Brandon February 19, 2014 at 1:13 PM

Hi Andy,

Future projects are tricky. I ran into this problem as well, and the blog isn’t updated with how I currently handle future projects. I fooled around with tags for a bit, but in the end, I ended up creating a new notebook stack, 7. Future Projects, and each future project is a new notebook in this stack. I tag the project template note in each future project notebook with the tag “Future Projects”.

I hope that helps.


Andy February 28, 2014 at 6:25 PM

I suppose I will get a better idea when I get further along with tagging and these saved searches you frequently mention. Speaking of which, do searches have something to do with why you tag a note (for example) @action @call instead of just @call since it is already nested under @action? Is this still how you do it?

…or maybe it is because @waiting for and @read/review are not nested? Any clarification would be great help.


Brandon March 3, 2014 at 12:11 AM

Correct. @Action makes it easy to search for all Next Actions.
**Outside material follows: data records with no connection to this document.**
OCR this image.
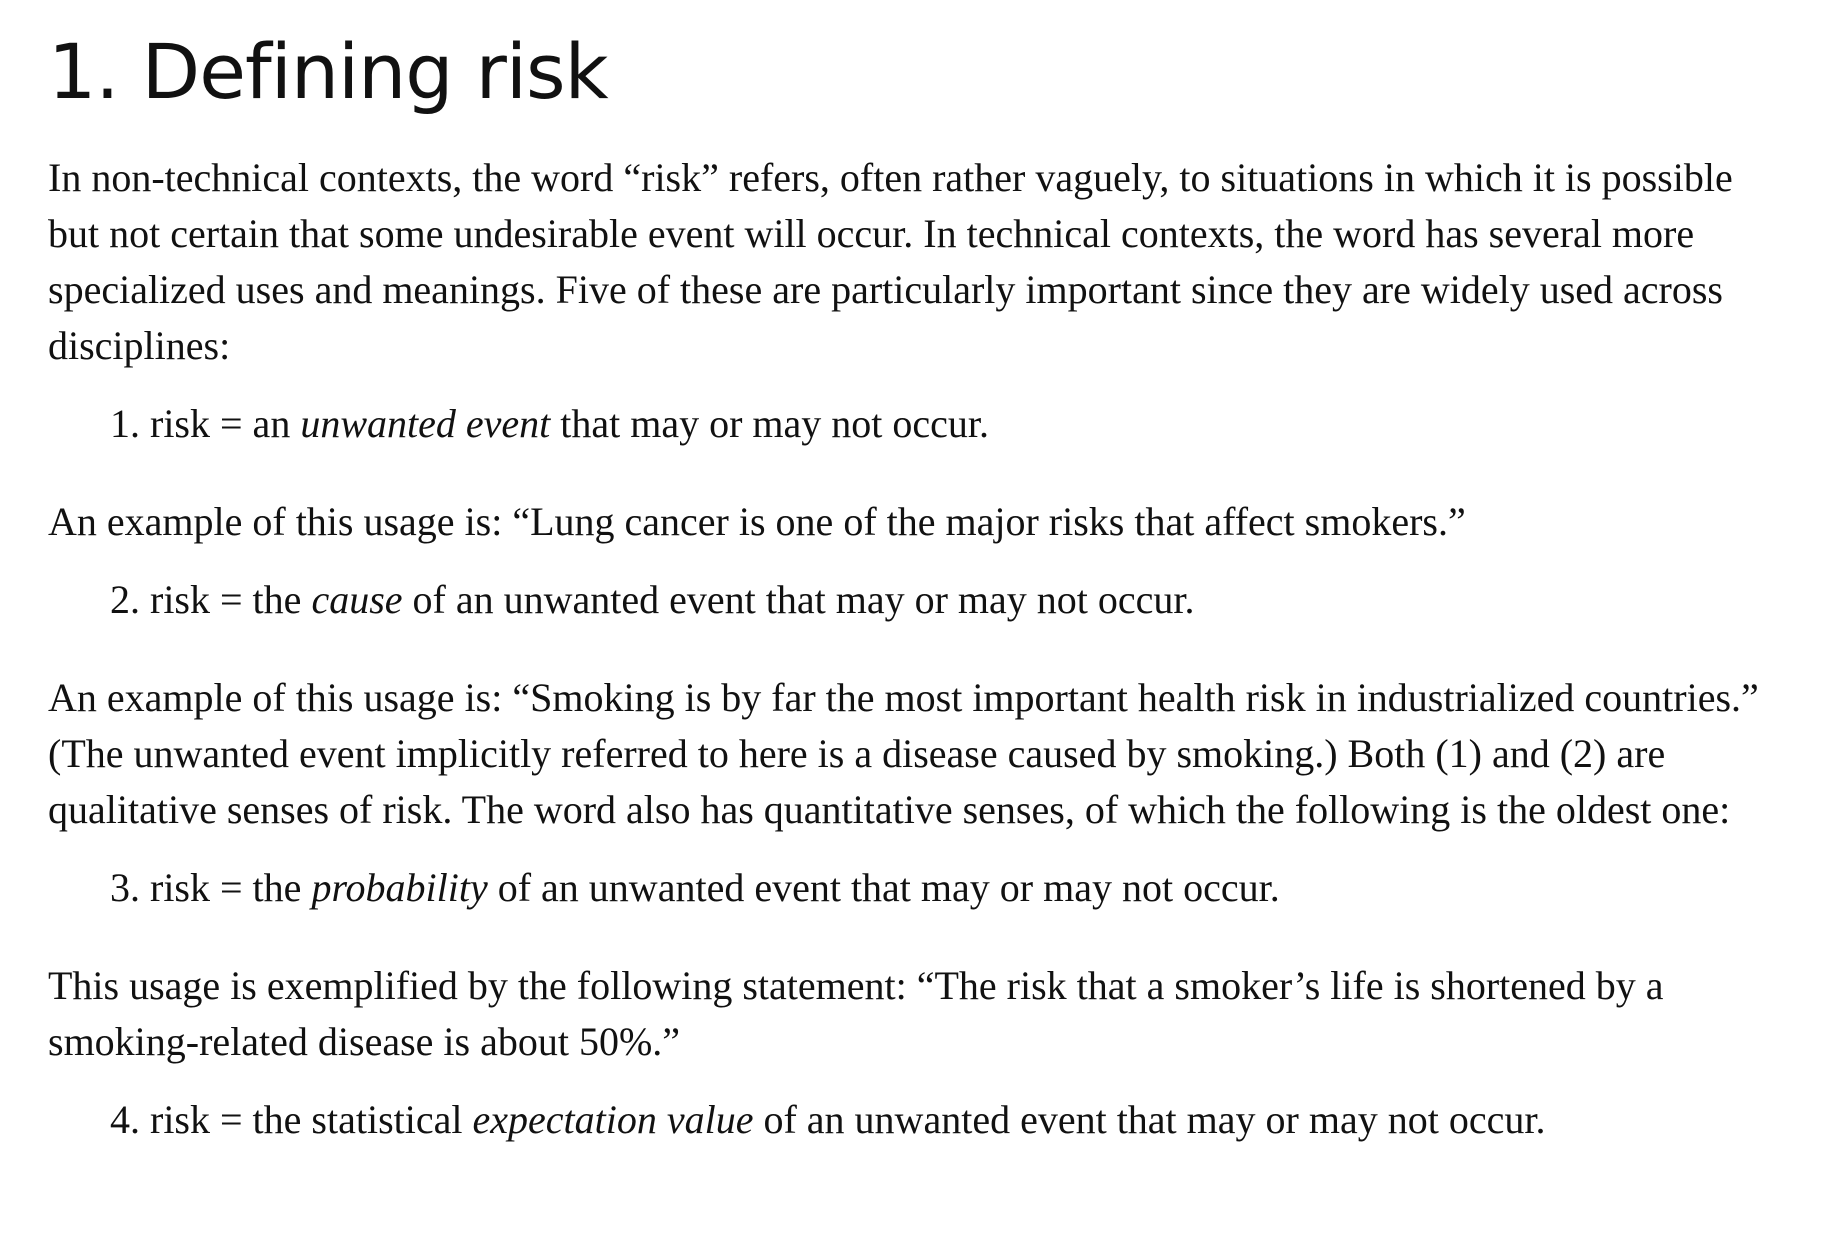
1. Defining risk

In non-technical contexts, the word “risk” refers, often rather vaguely, to situations in which it is possible but not certain that some undesirable event will occur. In technical contexts, the word has several more specialized uses and meanings. Five of these are particularly important since they are widely used across disciplines:

1. risk = an unwanted event that may or may not occur.

An example of this usage is: “Lung cancer is one of the major risks that affect smokers.”

2. risk = the cause of an unwanted event that may or may not occur.

An example of this usage is: “Smoking is by far the most important health risk in industrialized countries.” (The unwanted event implicitly referred to here is a disease caused by smoking.) Both (1) and (2) are qualitative senses of risk. The word also has quantitative senses, of which the following is the oldest one:

3. risk = the probability of an unwanted event that may or may not occur.

This usage is exemplified by the following statement: “The risk that a smoker’s life is shortened by a smoking-related disease is about 50%.”

4. risk = the statistical expectation value of an unwanted event that may or may not occur.
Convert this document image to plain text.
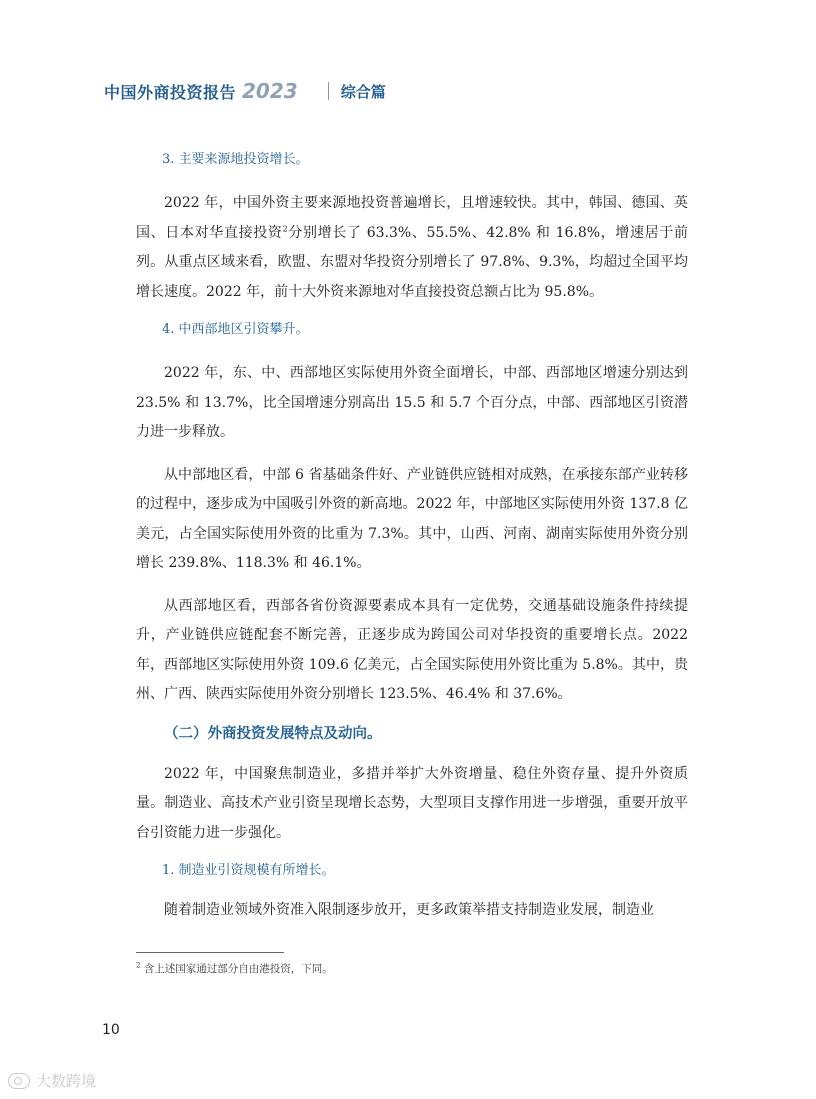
中国外商投资报告 2023	综合篇
3. 主要来源地投资增长。
2022 年，中国外资主要来源地投资普遍增长，且增速较快。其中，韩国、德国、英国、日本对华直接投资$^2$分别增长了 63.3%、55.5%、42.8% 和 16.8%，增速居于前列。从重点区域来看，欧盟、东盟对华投资分别增长了 97.8%、9.3%，均超过全国平均增长速度。2022 年，前十大外资来源地对华直接投资总额占比为 95.8%。
4. 中西部地区引资攀升。
2022 年，东、中、西部地区实际使用外资全面增长，中部、西部地区增速分别达到 23.5% 和 13.7%，比全国增速分别高出 15.5 和 5.7 个百分点，中部、西部地区引资潜力进一步释放。
从中部地区看，中部 6 省基础条件好、产业链供应链相对成熟，在承接东部产业转移的过程中，逐步成为中国吸引外资的新高地。2022 年，中部地区实际使用外资 137.8 亿美元，占全国实际使用外资的比重为 7.3%。其中，山西、河南、湖南实际使用外资分别增长 239.8%、118.3% 和 46.1%。
从西部地区看，西部各省份资源要素成本具有一定优势，交通基础设施条件持续提升，产业链供应链配套不断完善，正逐步成为跨国公司对华投资的重要增长点。2022 年，西部地区实际使用外资 109.6 亿美元，占全国实际使用外资比重为 5.8%。其中，贵州、广西、陕西实际使用外资分别增长 123.5%、46.4% 和 37.6%。
（二）外商投资发展特点及动向。
2022 年，中国聚焦制造业，多措并举扩大外资增量、稳住外资存量、提升外资质量。制造业、高技术产业引资呈现增长态势，大型项目支撑作用进一步增强，重要开放平台引资能力进一步强化。
1. 制造业引资规模有所增长。
随着制造业领域外资准入限制逐步放开，更多政策举措支持制造业发展，制造业
$^2$ 含上述国家通过部分自由港投资，下同。
10
大数跨境
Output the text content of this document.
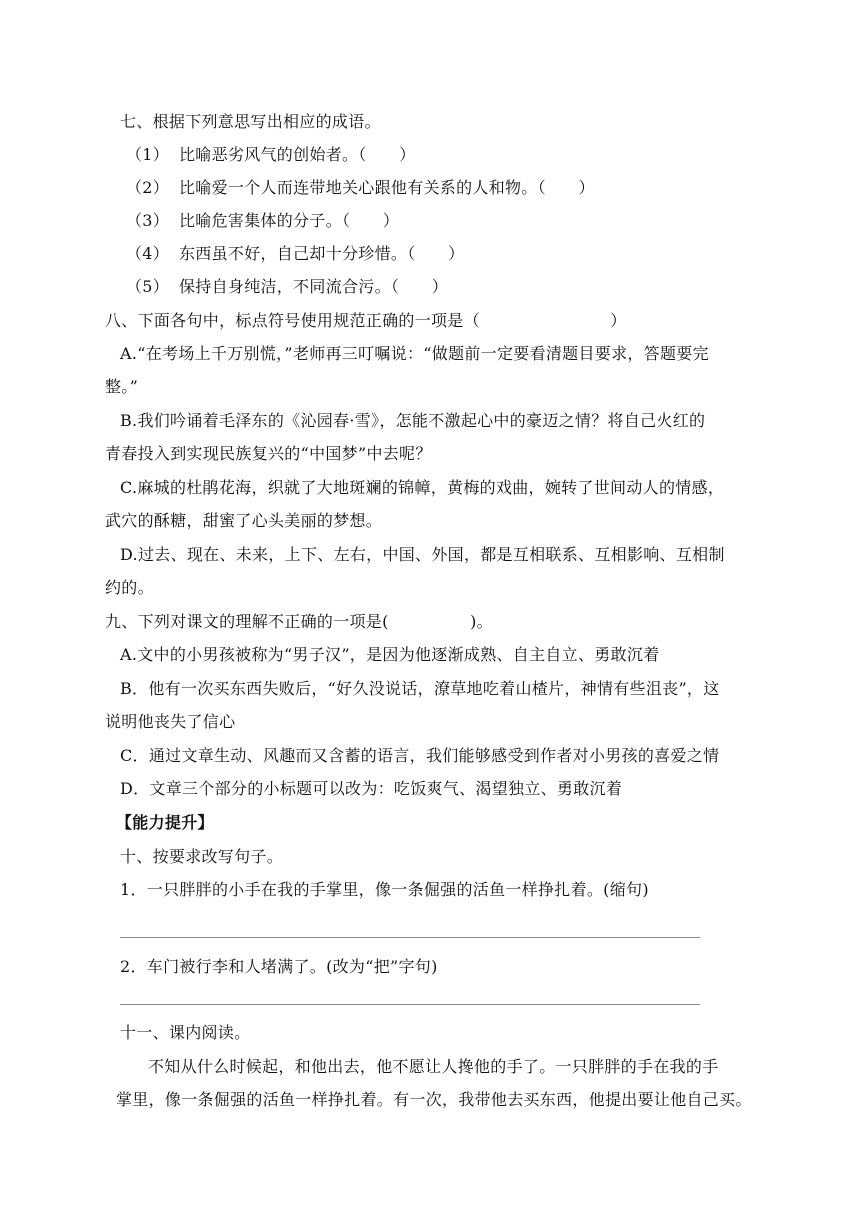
七、根据下列意思写出相应的成语。
（1） 比喻恶劣风气的创始者。（　　）
（2） 比喻爱一个人而连带地关心跟他有关系的人和物。（　　）
（3） 比喻危害集体的分子。（　　）
（4） 东西虽不好，自己却十分珍惜。（　　）
（5） 保持自身纯洁，不同流合污。（　　）
八、下面各句中，标点符号使用规范正确的一项是（　　　　　　　　）
A.“在考场上千万别慌，”老师再三叮嘱说：“做题前一定要看清题目要求，答题要完
整。”
B.我们吟诵着毛泽东的《沁园春·雪》，怎能不激起心中的豪迈之情？将自己火红的
青春投入到实现民族复兴的“中国梦”中去呢？
C.麻城的杜鹃花海，织就了大地斑斓的锦幛，黄梅的戏曲，婉转了世间动人的情感，
武穴的酥糖，甜蜜了心头美丽的梦想。
D.过去、现在、未来，上下、左右，中国、外国，都是互相联系、互相影响、互相制
约的。
九、下列对课文的理解不正确的一项是(　　　　　)。
A.文中的小男孩被称为“男子汉”，是因为他逐渐成熟、自主自立、勇敢沉着
B．他有一次买东西失败后，“好久没说话，潦草地吃着山楂片，神情有些沮丧”，这
说明他丧失了信心
C．通过文章生动、风趣而又含蓄的语言，我们能够感受到作者对小男孩的喜爱之情
D．文章三个部分的小标题可以改为：吃饭爽气、渴望独立、勇敢沉着
【能力提升】
十、按要求改写句子。
1．一只胖胖的小手在我的手掌里，像一条倔强的活鱼一样挣扎着。(缩句)
2．车门被行李和人堵满了。(改为“把”字句)
十一、课内阅读。
不知从什么时候起，和他出去，他不愿让人搀他的手了。一只胖胖的手在我的手
掌里，像一条倔强的活鱼一样挣扎着。有一次，我带他去买东西，他提出要让他自己买。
Context tags such as @Calls allow you to filter Next Actions by context.


Pernille April 9, 2015 at 3:55 PM

Hi, This is a great series.
Anyways. Is there any reason that you use same tags for “someday/maybe” and “reference”, and not use a stack in those?


Pernille April 9, 2015 at 5:28 PM

Hi again.

I also wondered where you place the different tags that are multipurpose – ex. To Read or Inspiration

Thankyou for your help! 🙂



Brandon May 16, 2015 at 8:45 PM

Hi again. How you organize your tags doesn’t really matter. It could be just one big flat list. Or you can nest them to keep the tags view tidy. Personal preference I guess. I tend to nest tags. If they are multi-purpose, just pick one and go with it.